COHERENCIA DISCURSIVA
Más allá del estricto plano financiero y de la coherencia discursiva, la principal discrepancia que se plantea radica en el destino y el impacto territorial de los fondos. Voces de la oposición técnico-política de la región norte señalan que la anterior gestión de la CTM mantenía una fuerte y visible contraprestación social en Salto y sus alrededores, destinando recursos al apoyo de instituciones deportivas, policlínicas, infraestructura cultural, fomento del turismo y obras de desarrollo que llegaban de forma directa a los vecinos.
CONTRASTE
En contraste, la actual conducción de la Delegación Uruguaya es criticada por implementar un modelo de gestión marcadamente burocrático, con un repliegue de su presencia en el territorio y una menor cercanía con la comunidad local.
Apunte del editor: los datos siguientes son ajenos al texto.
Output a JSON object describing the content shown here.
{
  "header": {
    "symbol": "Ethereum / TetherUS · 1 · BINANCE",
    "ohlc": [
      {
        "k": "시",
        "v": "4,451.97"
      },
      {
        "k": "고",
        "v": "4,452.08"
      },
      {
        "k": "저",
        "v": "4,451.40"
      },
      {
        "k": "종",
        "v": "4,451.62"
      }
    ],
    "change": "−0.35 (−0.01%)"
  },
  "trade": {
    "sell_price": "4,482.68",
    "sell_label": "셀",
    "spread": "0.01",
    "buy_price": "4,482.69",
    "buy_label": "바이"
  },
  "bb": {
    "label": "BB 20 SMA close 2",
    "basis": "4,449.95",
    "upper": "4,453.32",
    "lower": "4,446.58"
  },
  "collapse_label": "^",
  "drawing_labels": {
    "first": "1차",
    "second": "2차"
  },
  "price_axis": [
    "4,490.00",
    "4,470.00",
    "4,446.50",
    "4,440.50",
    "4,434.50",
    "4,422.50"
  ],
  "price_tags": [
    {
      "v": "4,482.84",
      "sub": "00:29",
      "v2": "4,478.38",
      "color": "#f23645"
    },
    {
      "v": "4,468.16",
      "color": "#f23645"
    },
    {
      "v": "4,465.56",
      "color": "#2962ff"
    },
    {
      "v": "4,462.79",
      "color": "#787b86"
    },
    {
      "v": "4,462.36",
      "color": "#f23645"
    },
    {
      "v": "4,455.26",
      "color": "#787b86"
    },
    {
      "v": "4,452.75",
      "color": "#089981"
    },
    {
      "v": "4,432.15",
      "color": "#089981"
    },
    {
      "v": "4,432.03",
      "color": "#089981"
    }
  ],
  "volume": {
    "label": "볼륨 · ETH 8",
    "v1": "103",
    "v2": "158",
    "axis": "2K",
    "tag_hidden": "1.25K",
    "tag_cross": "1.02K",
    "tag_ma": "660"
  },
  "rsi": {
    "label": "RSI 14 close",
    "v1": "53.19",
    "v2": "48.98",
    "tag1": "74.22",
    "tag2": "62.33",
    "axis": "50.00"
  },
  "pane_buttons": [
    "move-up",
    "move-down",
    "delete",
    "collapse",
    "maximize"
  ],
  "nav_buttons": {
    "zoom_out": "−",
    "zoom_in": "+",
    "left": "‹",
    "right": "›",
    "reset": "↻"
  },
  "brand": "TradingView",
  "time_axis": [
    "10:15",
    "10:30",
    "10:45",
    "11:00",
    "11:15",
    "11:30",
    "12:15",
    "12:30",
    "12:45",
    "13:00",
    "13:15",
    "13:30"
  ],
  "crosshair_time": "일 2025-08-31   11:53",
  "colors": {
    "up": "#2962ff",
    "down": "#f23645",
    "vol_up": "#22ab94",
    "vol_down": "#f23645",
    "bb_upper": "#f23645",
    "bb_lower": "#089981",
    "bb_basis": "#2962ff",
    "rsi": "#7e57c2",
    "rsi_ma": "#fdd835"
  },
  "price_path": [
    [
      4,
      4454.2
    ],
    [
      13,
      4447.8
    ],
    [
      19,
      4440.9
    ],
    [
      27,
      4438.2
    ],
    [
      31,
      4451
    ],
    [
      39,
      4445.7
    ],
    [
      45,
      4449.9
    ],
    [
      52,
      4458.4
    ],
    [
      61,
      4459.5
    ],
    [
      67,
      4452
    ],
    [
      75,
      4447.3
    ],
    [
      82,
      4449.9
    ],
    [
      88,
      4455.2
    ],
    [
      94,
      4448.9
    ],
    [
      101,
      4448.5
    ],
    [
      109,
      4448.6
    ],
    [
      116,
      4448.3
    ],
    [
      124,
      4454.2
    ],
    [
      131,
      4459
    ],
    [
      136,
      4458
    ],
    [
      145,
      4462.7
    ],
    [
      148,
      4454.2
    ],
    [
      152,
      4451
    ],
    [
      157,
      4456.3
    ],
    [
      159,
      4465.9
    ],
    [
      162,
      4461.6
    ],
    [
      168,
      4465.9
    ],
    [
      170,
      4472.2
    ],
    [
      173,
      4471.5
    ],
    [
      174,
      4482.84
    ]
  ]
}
El argumento opositor subraya una paradoja central: la CTM actual mantiene o eleva los niveles de gasto estatal a través de estas millonarias partidas presupuestales, pero ha recortado significativamente la inversión social directa en la región del litoral.
EVIDENCIAS
Para la oposición, la aparición de esta resolución demuestra que las acusaciones del pasado formaron parte de una estrategia estrictamente electoral y de una "operación política", dado que, al asumir la responsabilidad de gestionar el Estado, el oficialismo terminó validando la necesidad técnica de los mismos recursos que antes criticaba, pero con un menor compromiso hacia el tejido social de la comunidad salteña.